Genetic information is most powerful when it is shared
Sharing your information with a data registry may help to improve the diagnosis and treatment of people who have genetic conditions. When a condition is rare, it can be difficult to find people to participate in trials of new treatments.
Registries like Simons Searchlight make it easier for researchers to get the information they need to advance research on a condition. Your genetic information may also help the development of new therapies and add to our understanding of the condition.
What is a data registry?
A data registry is a collection of medical and demographic information from people who have a specific genetic change or condition.
How can I participate?
The first step is to sign a consent form. Next, you or a family member will complete questionnaires, or surveys, about yourself and/or your child, lifestyle, and family health history.
How is my privacy protected?
All information that can be used to identify you, such as your name, address, or birthday, is removed from any data we share.

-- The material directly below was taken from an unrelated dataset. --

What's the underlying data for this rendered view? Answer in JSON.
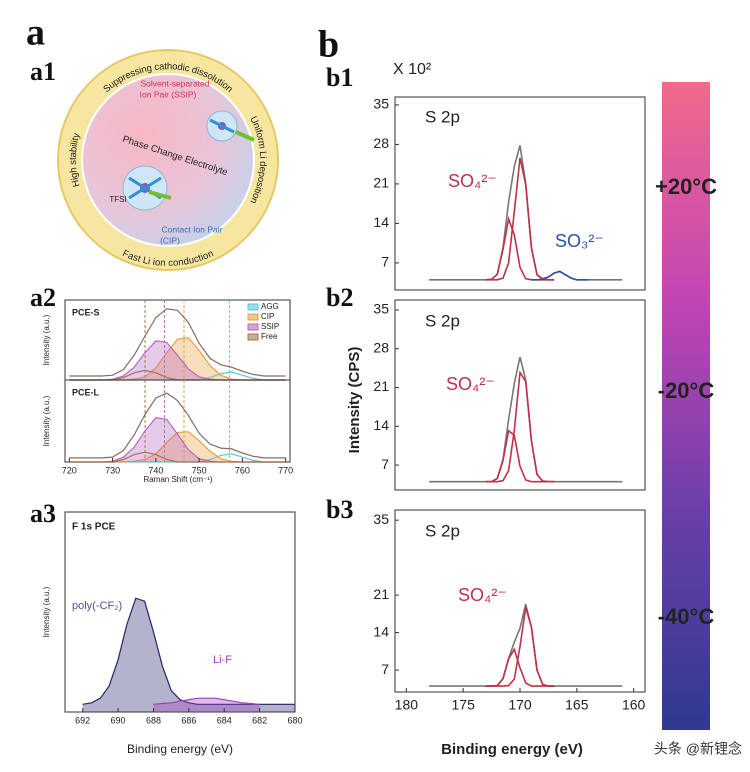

The consent form provides information on the rules that our registry follows regarding contact and identification. Please make sure that you understand and are comfortable with the information on the form before providing your consent.
The Simons Searchlight registry follows federal privacy guidelines, including the Health Insurance Portability and Accountability Act of 1996, also called HIPAA, and the Federal Information Security Management Act, also called FISMA.
How will my information be used?
Your information will be shared with approved users, including doctors and researchers, to get a better understanding of the medical, developmental, and behavioral features that are found with specific gene changes.